Tombstone Tuesday: Between Censuses

I have a *thing* for children who lived short existences between federal censuses. The U.S. census is taken every 10 years. Many children were born and died between the time a census was taken. They don't show up as being part of a family on those records.

Whenever I visit a cemetery to track my own ancestors, I always do a quick check of the whole lot for "children between censuses," as I call them. Then I take pictures as a way to record their existence. It's weird, I know, but I just don't want anyone to be forgotten.

Today's child between censuses is Myrtle Chadwell. She is buried in Kelley-Rogers Cemetery in Cameron, Louisiana.

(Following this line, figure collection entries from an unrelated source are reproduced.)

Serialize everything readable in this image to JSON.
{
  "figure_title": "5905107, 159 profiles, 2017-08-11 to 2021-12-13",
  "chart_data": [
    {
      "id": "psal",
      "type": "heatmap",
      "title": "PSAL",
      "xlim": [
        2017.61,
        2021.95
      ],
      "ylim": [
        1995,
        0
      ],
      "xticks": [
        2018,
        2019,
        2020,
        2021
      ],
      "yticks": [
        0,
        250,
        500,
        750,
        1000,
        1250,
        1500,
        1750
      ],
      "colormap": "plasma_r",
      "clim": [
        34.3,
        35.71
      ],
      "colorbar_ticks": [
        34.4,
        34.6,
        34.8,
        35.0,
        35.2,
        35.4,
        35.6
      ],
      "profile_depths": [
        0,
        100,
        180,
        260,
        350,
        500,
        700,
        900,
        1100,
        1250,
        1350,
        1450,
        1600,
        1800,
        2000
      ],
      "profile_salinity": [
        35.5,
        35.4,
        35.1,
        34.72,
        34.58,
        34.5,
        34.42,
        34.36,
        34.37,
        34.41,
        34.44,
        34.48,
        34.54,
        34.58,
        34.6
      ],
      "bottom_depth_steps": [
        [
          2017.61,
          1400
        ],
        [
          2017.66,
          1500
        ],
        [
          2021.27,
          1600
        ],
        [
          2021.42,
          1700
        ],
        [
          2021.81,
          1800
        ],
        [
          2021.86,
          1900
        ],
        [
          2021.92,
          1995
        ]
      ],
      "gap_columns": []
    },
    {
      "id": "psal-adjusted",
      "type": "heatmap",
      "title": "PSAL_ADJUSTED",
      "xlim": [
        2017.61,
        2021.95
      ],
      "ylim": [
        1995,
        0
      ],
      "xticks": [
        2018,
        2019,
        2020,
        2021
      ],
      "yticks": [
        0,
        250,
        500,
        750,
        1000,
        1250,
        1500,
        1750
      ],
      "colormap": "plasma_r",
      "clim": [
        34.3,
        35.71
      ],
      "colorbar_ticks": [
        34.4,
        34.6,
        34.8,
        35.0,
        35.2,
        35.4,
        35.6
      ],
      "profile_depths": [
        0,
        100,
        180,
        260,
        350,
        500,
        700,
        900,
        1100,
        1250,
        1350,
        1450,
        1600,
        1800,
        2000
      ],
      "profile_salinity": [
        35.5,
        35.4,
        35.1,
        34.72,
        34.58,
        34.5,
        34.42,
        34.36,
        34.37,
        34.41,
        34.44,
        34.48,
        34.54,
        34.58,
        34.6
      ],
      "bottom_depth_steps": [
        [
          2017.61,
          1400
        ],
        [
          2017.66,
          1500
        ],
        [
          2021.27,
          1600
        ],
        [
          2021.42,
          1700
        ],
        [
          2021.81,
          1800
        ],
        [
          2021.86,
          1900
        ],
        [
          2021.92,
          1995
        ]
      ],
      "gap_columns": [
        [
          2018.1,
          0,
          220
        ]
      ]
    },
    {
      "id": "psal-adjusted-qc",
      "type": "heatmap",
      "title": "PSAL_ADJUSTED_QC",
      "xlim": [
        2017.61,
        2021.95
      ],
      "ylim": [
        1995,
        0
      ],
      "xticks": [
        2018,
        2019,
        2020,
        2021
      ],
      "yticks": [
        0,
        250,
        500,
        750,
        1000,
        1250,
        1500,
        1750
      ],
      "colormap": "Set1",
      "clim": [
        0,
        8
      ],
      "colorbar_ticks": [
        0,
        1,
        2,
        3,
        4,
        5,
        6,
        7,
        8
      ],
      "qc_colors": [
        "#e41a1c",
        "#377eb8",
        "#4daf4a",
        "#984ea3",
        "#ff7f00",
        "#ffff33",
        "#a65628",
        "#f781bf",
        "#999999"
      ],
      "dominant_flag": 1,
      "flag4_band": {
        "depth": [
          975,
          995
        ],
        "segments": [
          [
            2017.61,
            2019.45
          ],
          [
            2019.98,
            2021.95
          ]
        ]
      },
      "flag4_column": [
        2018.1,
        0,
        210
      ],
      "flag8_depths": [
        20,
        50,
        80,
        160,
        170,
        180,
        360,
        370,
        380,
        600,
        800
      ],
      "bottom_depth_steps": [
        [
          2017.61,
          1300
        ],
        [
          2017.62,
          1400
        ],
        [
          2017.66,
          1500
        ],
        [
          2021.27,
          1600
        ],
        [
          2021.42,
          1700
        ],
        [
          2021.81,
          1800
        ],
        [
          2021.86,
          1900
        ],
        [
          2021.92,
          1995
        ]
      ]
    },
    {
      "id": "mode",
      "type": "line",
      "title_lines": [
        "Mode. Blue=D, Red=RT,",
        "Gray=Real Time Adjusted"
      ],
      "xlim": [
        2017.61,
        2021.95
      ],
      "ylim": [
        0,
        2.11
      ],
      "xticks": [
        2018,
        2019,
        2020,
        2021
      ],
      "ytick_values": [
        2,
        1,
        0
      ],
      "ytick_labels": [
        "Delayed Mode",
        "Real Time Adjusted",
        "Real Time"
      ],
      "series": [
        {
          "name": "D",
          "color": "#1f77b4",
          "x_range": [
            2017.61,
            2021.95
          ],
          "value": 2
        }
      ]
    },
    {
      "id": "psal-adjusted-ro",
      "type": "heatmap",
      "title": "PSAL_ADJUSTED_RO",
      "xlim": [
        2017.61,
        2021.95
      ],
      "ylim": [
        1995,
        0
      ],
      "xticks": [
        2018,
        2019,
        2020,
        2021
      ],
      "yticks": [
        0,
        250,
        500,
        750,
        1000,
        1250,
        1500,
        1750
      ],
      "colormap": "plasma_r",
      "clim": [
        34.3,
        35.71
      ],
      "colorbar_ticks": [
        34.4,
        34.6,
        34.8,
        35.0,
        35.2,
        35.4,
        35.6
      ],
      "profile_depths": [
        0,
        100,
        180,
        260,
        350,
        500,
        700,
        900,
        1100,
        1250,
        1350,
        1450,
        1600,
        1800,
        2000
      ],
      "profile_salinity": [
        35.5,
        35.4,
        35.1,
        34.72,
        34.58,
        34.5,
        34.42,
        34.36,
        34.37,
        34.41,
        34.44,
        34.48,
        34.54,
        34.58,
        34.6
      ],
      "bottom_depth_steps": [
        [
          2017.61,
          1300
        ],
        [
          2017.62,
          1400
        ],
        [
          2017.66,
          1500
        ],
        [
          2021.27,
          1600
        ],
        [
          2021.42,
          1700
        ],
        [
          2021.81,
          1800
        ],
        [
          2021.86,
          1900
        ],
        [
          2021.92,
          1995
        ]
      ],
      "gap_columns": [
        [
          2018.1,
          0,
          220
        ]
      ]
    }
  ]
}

Note the Mardi Gras beads. I don't know if someone put them there, lost them there or they just settled there after Hurricane Ike.
Hopefully a blog visitor down the road sees this photo and can fit Myrtle into his or her family tree. She belongs to someone, somewhere. Just don't look for her in a federal census.


  1. I always check for those little ones, too!

  2. I do that too, but it always makes me so sad. Before I had my daughter, I couldn't even stand to look at them. Now I feel that it's somebody's (my) obligation to remember these little ones.

  3. What a wonderful thing to do. Recently we were in a cemetery in McMinn County, Tn and my son said you have to come over here and see all these graves of little children.It was sad most of the names could no longer be read.

  4. Another one here. I used to just look at their graves, but now I want to record them, too. I have seen glass beads on a number of recent graves in the Northern Virginia area and have a picture of some on my Graveyard Rabbit blog; I still don't know what the significance is, though.

  5. What a great idea! I might do the same since I'm within walking distance of a great old cemetery.